La présidente du tribunal a désigné M. A pour statuer sur les demandes de référé.
Vu :
- le code de la santé publique ;
- l'arrêté du 26 avril 2022 portant modification de l'arrêté du 29 mars 2007 fixant les seuils d'activité minimale annuelle applicables à l'activité de soins de traitement du cancer ;
- l'instruction n° DGOS/R3/2022/271 du 23 décembre 2022 relative à la mise en œuvre de la réforme des autorisations d'activité de traitement du cancer ;
- le code de justice administrative.
Les parties ont été régulièrement convoquées à une audience publique.
Au cours de l'audience publique tenue en présence de Mme Bénis, greffière d'audience, M. A a lu son rapport et entendu les observations :
- de Me Heinrich et de Me Cormier, représentant la société Polyclinique du Cotentin, qui concluent aux mêmes fins que la requête, par les mêmes moyens ;
- et les observations de Me Le Velly, représentant l'agence régionale de santé de Normandie, qui conclut aux mêmes fins que le mémoire en défense, par les mêmes moyens.

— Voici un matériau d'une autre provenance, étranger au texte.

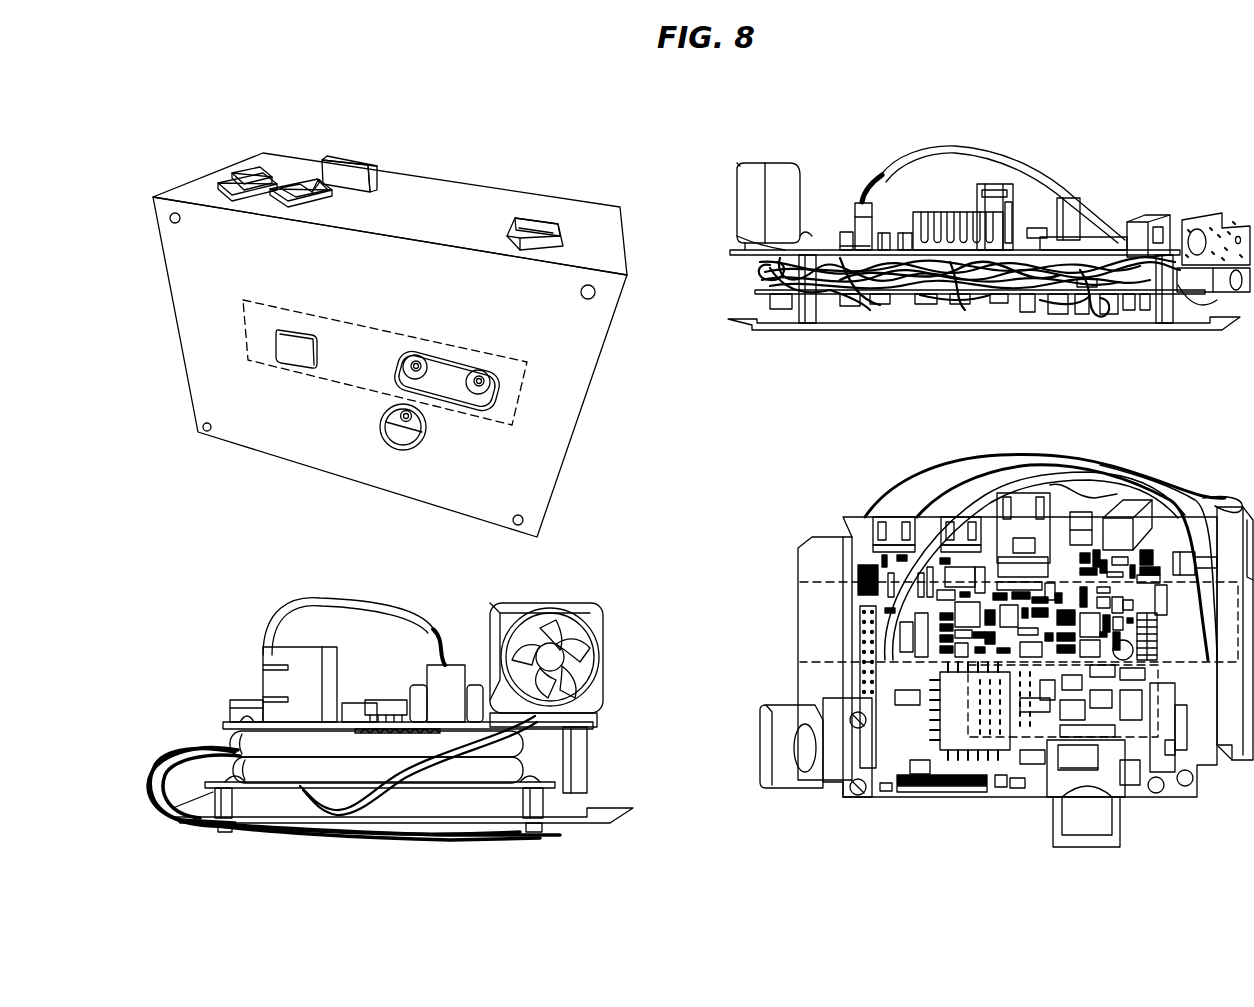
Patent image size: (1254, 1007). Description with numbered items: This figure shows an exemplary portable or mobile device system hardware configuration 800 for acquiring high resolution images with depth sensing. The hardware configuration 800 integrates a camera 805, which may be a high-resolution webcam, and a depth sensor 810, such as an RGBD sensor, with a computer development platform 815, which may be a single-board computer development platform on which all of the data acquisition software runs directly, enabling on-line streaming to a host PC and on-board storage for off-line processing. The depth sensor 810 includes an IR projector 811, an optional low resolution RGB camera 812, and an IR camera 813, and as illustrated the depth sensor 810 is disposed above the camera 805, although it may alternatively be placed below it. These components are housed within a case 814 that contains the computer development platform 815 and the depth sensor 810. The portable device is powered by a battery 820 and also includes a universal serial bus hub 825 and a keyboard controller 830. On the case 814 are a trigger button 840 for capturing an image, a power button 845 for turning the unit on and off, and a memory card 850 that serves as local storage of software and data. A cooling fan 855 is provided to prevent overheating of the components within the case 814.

The hardware configuration 800 is at (905, 72).
The camera 805 is at (398, 436).
The depth sensor 810 is at (344, 381).
The IR projector 811 is at (300, 346).
The low resolution RGB camera 812 is at (402, 358).
The IR camera 813 is at (486, 396).
The case 814 is at (560, 490).
The computer development platform 815 is at (852, 242).
The battery 820 is at (911, 274).
The USB hub 825 is at (1090, 288).
The keyboard controller 830 is at (1200, 218).
The trigger button 840 is at (540, 218).
The power button 845 is at (295, 196).
The memory card 850 is at (356, 157).
The cooling fan 855 is at (606, 630).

La clôture de l'instruction est intervenue à l'issue de l'audience en application du premier alinéa de l'article R. 522-8 du code de justice administrative.
L'agence régionale de santé de Normandie a produit une note en délibéré, enregistrée le 27 novembre 2024.
Considérant ce qui suit :
Sur les conclusions aux fins de suspension :
1. Aux termes de l'article L. 521-1 du code de justice administrative : " Quand une décision administrative, même de rejet, fait l'objet d'une requête en annulation ou en réformation, le juge des référés, saisi d'une demande en ce sens, peut ordonner la suspension de l'exécution de cette décision, ou de certains de ses effets, lorsque l'urgence le justifie et qu'il est fait état d'un moyen propre à créer, en l'état de l'instruction, un doute sérieux quant à la légalité de la décision () ". L'article R. 522-1 du même code prévoit en son premier alinéa : " La requête visant au prononcé de mesures d'urgence doit contenir l'exposé au moins sommaire des faits et moyens et justifier de l'urgence de l'affaire. ".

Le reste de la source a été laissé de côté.